I spent some time in Starbucks today and didn't have my laptop. Half of me felt about as guilty as a human being can feel because I have a T-Mobile hotspot subscription and I could actually feel the WiFi passing through me. I had lots of ideas to blog but I had no outlet.

So I did what other people seem to do when they have no broadband access, I picked up a New York Times and started reading. I came across a story that confirms something I have been writing about for a while. The title of his article is Dangling Broadband From the Phone Stick and it is really well written and has logic and facts to back it up.

Summing up the article is easy. Broadband choice is missing. There are few choices and the article could have been titled, Consumers get the Short End of Broadband Stick.

Here is the first few paragraphs:

To gauge the potential consumer impact of the consolidation sweeping the telephone industry, look no further than the silver-toned plastic phone gathering dust on the desk in Justin Martikovic's studio apartment.

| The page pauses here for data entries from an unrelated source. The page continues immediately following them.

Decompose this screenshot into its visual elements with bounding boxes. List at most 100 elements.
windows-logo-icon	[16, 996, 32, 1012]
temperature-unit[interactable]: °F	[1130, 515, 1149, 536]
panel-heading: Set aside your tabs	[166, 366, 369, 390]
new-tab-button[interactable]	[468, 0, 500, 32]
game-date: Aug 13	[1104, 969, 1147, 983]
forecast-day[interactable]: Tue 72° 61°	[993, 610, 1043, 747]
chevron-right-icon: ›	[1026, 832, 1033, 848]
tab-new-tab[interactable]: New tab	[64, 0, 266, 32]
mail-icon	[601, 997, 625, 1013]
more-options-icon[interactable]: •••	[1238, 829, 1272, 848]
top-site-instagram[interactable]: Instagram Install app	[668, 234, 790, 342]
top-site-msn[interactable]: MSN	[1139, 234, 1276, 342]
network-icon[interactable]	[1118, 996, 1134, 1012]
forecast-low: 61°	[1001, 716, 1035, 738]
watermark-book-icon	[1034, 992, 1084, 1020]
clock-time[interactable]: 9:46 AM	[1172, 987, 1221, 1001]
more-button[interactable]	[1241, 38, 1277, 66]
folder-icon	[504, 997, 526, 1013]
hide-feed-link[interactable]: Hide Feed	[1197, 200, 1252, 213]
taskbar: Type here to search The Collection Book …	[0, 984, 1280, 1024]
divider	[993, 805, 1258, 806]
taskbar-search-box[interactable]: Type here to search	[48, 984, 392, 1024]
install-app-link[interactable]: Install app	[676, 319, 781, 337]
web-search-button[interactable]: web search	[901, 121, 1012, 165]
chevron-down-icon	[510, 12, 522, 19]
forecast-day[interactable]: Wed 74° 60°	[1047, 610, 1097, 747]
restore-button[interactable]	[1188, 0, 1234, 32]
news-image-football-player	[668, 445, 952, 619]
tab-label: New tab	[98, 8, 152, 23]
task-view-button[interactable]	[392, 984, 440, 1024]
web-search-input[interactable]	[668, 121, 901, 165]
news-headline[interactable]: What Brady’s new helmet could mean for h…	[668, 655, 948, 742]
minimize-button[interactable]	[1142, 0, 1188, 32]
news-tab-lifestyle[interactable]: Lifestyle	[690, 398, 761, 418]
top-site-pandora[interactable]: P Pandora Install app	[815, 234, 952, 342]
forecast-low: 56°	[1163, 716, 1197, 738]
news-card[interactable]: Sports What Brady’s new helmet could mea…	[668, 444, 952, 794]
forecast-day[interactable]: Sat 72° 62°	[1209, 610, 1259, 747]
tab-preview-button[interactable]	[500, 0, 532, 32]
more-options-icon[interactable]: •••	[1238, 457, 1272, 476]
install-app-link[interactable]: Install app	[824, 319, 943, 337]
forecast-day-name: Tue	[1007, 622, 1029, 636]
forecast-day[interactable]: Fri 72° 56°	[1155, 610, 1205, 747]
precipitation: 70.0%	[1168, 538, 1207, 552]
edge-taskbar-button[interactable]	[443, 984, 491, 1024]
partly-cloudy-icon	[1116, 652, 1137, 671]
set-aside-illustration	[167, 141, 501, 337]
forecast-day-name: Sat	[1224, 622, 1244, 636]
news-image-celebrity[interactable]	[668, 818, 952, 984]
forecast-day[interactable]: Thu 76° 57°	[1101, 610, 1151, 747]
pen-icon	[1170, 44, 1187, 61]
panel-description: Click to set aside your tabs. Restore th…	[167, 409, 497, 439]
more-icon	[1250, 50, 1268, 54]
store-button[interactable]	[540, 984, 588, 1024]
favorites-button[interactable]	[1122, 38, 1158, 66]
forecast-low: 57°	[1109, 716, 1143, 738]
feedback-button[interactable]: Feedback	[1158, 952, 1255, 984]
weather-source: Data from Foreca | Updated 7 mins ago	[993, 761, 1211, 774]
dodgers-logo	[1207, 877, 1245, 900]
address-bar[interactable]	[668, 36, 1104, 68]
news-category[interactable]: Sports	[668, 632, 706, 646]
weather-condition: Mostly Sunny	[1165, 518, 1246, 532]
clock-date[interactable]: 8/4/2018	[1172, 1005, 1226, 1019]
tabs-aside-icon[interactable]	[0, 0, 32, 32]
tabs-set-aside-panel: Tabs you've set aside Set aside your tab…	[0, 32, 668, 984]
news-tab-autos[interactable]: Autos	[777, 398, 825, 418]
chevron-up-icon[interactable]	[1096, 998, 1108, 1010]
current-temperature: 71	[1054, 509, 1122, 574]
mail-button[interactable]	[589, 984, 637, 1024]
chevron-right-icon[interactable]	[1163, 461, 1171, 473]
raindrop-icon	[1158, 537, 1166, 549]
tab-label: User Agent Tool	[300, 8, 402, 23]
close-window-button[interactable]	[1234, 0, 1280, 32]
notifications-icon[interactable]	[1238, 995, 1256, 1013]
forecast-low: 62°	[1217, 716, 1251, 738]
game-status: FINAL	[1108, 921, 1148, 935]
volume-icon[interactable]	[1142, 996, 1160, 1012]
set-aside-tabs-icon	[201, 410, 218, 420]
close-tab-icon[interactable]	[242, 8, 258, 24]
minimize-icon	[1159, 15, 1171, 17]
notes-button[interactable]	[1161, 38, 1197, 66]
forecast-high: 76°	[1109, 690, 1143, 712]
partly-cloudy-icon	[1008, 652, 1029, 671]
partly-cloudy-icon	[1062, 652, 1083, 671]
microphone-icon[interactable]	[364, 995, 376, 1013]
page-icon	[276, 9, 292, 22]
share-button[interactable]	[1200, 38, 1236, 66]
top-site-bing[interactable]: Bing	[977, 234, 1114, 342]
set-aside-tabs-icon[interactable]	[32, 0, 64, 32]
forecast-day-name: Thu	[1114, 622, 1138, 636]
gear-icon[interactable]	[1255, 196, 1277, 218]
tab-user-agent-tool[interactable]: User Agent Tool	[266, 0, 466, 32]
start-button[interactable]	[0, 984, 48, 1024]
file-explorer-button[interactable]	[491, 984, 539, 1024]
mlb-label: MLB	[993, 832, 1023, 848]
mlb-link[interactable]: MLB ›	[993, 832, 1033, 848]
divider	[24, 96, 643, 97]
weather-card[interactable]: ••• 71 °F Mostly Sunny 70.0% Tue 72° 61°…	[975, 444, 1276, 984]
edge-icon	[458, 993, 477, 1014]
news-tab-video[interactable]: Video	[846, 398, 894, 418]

Mr. Martikovic, 30, a junior architect who relies on a cellphone for his normal calling, says he never uses the desk phone - but he pays $360 a year to keep it hooked up.
"I have to pay for a service I'm never using," he said.

He has no choice. His telephone company, SBC Communications, will not sell him high-speed Internet access unless he buys the phone service, too. That puts him in the same bind as many people around the country who want high-speed, or broadband, Internet access but no longer need a conventional telephone. Right now, their phone companies tend to have a "take it or leave it" attitude.

Consumers "are not forced to go with SBC," said Michael Coe, a company spokesman. "If they just want a broadband connection, I'd recommend they look around for people who can provide just a broadband connection."

The nation's other two largest phone companies, Verizon Communications and BellSouth, have similar policies: broadband service is available only as a bundle with phone service.

There is a tremendous lack of broadband competition in the US. I tell this to reporters every time I get a chance and they seem to gloss over it. There is a major problem for consumers in the US.

Broadband access is essential. It is critical. It is the future of the world's economy yet we have almost no choices.

I compare this phase of broadband in the US to the automobile industry in the sixties and seventies. Detroit pumped out millions of cars that were good for a few years before they became junk. They didn't start too well. They had limited quality control and GM, Ford and Chrysler didn't care.

Only when the Germans and Japanese got into the game did consumers get better cars. These are some of the issues that Kevin Martin will hopefully address as new head of the FCC.

The article that sparked this entry is a good read. In fact at a certain point it allows a Verizon executive to vent about why they don't offer "naked" DSL.

"It's just very complex," said Michael D. Poling, Verizon's vice president for broadband operations and processes for Verizon. "It's changing the guts of the systems and processes we've built for five years."

Here are a few more paragraphs a bit later on:

But the smallest of the Bells, Qwest, which operates primarily in the Rocky Mountain states and is struggling to grow, has been willing to offer à la carte broadband for more than a year.

Richard C. Notebaert, the company's chief executive, said Qwest spent just three days and $134,000 to get regulatory approval to offer the service, now a year old. The company now has around 25,000 stand-alone broadband customers.

"We've had no technical problems; we've had no billing problems," he said. "If the consumer wants it, why are you stiffing them?"


Broadband is too important to allow ILECs and cable companies alone to control it. These companies have made tremendous investments... That is true. But we have to have more broadband choices. I hope compromise can be reached, allowing incumbent carriers to protect their investments while allowing increased competition to take place in a manner that is fair to the new entrants and most importantly, the consumer.